As the boys and Luisa make their way to the beach, they pass through a history none of them can fully comprehend. Our narrator stops their story to explain a car crash here, a dead pedestrian there; Tenoch ponders the life of his childhood nanny as they pass her visibly ramshackle hometown: the boys brag to Luisa about their (nonexistent) sexual prowess as Cuaron’s camera drifts past a brutal drug bust out the window. But like Luisa in the phone booth, the boys are oblivious to the film’s simmering political undertones, ignorant of the fact that the country they drive through is about to collapse. Early in the film, the president attends the wedding at which the boys meet Luisa. As they attempt to flirt, cigarettes and beer unable to hide how young and inexperienced they are, our narrator explains what the guest of honor will do after he leaves: he will hurry home, deny that his government was involved in a recent massacre of innocent civilians, than flee the country for a globalization conference. This hangs uneasy over the audience like an itch, but the boys, and Luisa for that matter, neither notice nor care. The subtext of their country is as damning and terrifying to deal with as their own worries.
So back to that phone booth. Luisa is crying. The boys are laughing. A choice: stay ignorant, or wake up? Keep laughing, dancing, smiling, refusing to look in dark corners—or face their split country. Face the forces underneath every action that simmer beyond their control. Drive through a divided Mexico and make yourself do the impossibly painful—look out the window.
It’s not just the boy’s fate on Luisa’s shoulders.
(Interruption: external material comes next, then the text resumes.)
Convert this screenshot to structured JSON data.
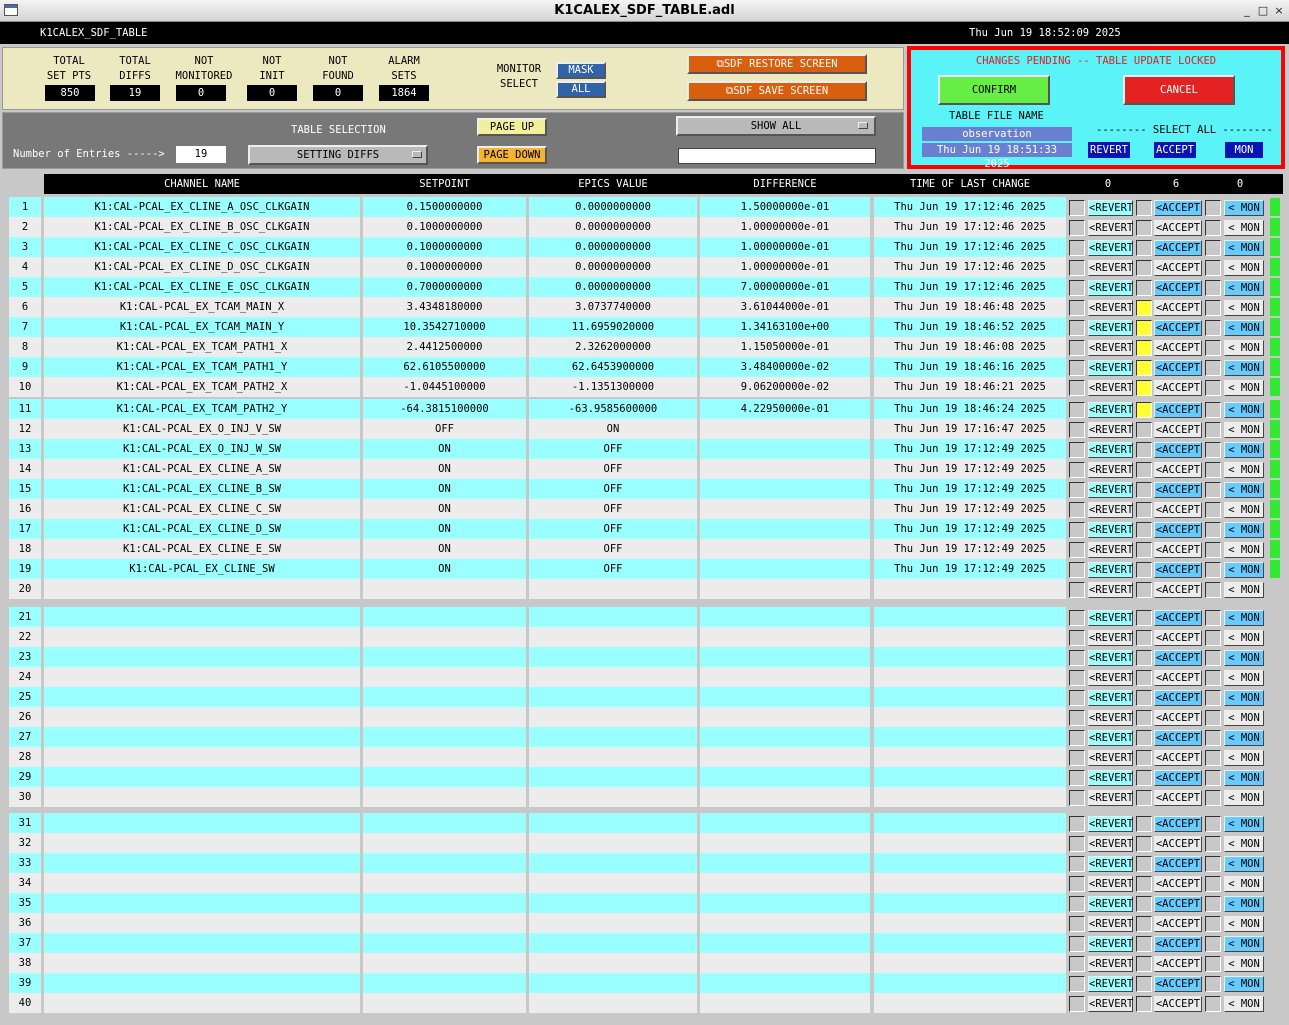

It’s the fate of the country, too.
And that’s what makes Y Tu Mama Tambien so powerful in retrospect: the end of the day, it can market itself as a three-hander all it wants, but it is Luisa’s film. Going into this movie with nothing but the summary, as I did, you may wonder—what kind of late-twenties woman would voluntarily go on a thinly-veiled sex road trip with a couple of teenage boys, too insecure and stupid and scared to even look too deeply at their own relationship? But what could have been a one-note sex fantasy of a character becomes, in Cuaron and Verdu’s capable hands, the ultimate hero of a story that didn’t even notice her for its first twenty minutes. We open on the boys, but they are not our protagonists, because it’s Luisa who makes all the decisions. She carries a heavier burden on her shoulders than even the audience knows until the final frames, but unlike the boys, with this road trip she is not running away. She breaks the cycle; she stops the denial.
The decision can’t be undone, and it is painful, and it will hurt. But anything is preferable to this cycle of blissful ignorance, because childhood, like good weather, or sex, or nationalism or political stability or summertime, is blissful while you’re in it—but making it last forever only makes the break more brutal.